Casier Bastien, Chagas da Silva Mauricio, Badawi Michael, Pascale Fabien, Bučko Tomáš, Lebègue Sébastien, Rocca Dario
Université de Lorraine and CNRS, LPCT, UMR 7019, F-54000 Nancy, France.
Department of Physical and Theoretical Chemistry, Faculty of Natural Sciences, Comenius University in Bratislava, Bratislava, Slovakia.

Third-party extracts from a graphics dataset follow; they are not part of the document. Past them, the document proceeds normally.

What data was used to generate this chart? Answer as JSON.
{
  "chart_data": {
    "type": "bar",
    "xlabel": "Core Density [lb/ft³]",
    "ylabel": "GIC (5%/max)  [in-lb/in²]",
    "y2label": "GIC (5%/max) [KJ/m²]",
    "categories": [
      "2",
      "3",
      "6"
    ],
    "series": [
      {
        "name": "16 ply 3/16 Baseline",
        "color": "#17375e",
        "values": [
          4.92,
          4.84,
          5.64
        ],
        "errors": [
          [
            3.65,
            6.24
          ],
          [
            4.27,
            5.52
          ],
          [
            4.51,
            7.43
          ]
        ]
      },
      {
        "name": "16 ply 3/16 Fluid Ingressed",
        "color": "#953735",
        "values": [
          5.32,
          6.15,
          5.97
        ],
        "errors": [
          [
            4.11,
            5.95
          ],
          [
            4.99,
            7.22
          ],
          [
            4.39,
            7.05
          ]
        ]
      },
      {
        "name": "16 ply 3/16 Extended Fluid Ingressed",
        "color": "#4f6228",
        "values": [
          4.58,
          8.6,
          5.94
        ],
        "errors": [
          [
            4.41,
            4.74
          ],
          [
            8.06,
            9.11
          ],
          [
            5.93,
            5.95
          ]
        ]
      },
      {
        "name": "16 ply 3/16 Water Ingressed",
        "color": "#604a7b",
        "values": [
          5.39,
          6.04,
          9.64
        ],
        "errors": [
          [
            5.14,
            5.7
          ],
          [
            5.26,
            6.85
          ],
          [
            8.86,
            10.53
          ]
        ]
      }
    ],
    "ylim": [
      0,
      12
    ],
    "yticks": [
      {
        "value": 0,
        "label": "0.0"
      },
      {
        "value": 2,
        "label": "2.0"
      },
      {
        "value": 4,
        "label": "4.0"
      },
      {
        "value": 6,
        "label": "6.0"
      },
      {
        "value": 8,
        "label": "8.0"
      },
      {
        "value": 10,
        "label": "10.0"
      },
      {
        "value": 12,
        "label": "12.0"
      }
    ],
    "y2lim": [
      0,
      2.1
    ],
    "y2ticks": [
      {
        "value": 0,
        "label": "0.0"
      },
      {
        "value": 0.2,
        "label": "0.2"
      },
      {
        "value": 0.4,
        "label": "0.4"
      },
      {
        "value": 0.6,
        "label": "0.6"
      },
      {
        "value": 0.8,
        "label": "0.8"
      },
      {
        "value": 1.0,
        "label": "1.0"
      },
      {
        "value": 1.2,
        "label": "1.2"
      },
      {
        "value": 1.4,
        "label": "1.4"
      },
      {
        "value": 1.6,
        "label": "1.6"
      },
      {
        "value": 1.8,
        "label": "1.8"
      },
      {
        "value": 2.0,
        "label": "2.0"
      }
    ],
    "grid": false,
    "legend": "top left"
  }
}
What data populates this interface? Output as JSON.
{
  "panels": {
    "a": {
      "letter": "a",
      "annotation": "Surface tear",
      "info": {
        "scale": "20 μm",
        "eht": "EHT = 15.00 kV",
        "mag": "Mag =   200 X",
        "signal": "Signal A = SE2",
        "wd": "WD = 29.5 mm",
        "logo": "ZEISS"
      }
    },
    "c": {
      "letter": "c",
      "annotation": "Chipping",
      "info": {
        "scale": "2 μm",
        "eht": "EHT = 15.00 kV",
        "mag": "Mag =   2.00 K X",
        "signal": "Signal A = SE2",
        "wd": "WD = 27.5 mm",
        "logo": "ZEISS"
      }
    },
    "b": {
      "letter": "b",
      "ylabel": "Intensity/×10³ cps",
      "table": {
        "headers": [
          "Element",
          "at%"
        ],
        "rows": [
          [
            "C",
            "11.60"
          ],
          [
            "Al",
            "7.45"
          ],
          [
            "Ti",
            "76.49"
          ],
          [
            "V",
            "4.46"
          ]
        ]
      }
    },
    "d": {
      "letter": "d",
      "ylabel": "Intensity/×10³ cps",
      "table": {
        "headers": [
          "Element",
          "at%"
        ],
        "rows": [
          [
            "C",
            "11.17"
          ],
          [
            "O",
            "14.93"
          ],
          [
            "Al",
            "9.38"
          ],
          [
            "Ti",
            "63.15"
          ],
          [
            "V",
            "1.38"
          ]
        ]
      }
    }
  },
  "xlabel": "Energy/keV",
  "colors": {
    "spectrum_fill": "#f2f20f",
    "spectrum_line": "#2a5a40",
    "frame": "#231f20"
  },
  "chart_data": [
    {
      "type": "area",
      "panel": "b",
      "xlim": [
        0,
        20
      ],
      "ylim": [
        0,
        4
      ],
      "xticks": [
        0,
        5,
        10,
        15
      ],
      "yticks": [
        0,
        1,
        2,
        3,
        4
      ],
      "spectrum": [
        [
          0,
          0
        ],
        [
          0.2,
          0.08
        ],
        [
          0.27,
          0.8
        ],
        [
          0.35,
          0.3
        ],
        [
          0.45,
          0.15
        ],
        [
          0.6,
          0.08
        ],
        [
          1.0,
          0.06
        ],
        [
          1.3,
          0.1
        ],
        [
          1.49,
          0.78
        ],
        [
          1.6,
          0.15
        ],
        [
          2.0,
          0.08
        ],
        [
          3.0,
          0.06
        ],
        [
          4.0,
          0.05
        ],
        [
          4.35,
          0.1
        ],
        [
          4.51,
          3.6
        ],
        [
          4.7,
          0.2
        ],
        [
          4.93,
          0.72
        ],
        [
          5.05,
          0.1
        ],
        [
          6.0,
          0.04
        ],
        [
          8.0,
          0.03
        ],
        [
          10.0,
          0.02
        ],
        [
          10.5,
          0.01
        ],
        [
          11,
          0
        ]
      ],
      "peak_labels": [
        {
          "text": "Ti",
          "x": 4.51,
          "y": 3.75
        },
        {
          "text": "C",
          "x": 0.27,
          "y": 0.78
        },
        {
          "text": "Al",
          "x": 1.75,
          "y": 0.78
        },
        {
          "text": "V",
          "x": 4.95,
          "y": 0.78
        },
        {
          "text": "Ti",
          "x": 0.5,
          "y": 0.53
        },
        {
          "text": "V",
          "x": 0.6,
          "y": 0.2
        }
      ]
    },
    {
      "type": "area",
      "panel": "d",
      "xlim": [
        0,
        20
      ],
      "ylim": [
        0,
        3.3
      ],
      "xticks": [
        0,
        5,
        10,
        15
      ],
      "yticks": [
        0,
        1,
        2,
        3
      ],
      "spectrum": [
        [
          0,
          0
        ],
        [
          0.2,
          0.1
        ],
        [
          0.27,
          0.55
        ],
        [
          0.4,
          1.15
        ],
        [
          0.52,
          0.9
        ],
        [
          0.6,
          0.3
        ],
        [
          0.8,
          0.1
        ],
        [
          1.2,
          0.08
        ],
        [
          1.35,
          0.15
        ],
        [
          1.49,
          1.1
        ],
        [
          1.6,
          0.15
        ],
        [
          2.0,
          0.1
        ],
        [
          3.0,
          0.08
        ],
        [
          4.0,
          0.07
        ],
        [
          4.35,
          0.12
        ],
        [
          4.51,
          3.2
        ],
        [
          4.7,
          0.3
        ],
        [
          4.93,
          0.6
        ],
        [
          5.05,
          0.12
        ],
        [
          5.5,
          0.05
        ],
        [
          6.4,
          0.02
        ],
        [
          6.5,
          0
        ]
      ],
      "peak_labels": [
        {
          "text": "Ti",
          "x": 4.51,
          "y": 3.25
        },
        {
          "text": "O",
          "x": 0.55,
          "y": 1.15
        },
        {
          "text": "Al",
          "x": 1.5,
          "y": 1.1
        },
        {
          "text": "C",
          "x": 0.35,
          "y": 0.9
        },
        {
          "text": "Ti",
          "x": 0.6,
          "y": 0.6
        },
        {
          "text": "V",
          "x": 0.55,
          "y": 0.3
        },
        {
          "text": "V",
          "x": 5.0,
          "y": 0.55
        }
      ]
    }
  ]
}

J Comput Chem. 2021 Jul 30;42(20):1390-1401. doi: 10.1002/jcc.26550. Epub 2021 May 19.
Nowadays, the coupling of electronic structure and machine learning techniques serves as a powerful tool to predict chemical and physical properties of a broad range of systems. With the aim of improving the accuracy of predictions, a large number of representations for molecules and solids for machine learning applications has been developed. In this work we propose a novel descriptor based on the notion of molecular graph. While graphs are largely employed in classification problems in cheminformatics or bioinformatics, they are not often used in regression problem, especially of energy-related properties. Our method is based on a local decomposition of atomic environments and on the hybridization of two kernel functions: a graph kernel contribution that describes the chemical pattern and a Coulomb label contribution that encodes finer details of the local geometry. The accuracy of this new kernel method in energy predictions of molecular and condensed phase systems is demonstrated by considering the popular QM7 and BA10 datasets. These examples show that the hybrid localized graph kernel outperforms traditional approaches such as, for example, the smooth overlap of atomic positions and the Coulomb matrices.
如今,电子结构与机器学习技术的结合是预测各种系统化学和物理性质的有力工具。为了提高预测的准确性,已经开发了大量用于机器学习应用的分子和固体表示方法。在这项工作中,我们基于分子图的概念提出了一种新颖的描述符。虽然图在化学信息学或生物信息学的分类问题中大量使用,但它们在回归问题中并不常用,尤其是与能量相关的性质。我们的方法基于原子环境的局部分解以及两个核函数的混合:一个描述化学模式的图核贡献和一个编码局部几何更精细细节的库仑标签贡献。通过考虑流行的QM7和BA10数据集,证明了这种新的核方法在分子和凝聚相系统能量预测中的准确性。这些例子表明,混合局部图核优于传统方法,例如原子位置的平滑重叠和库仑矩阵。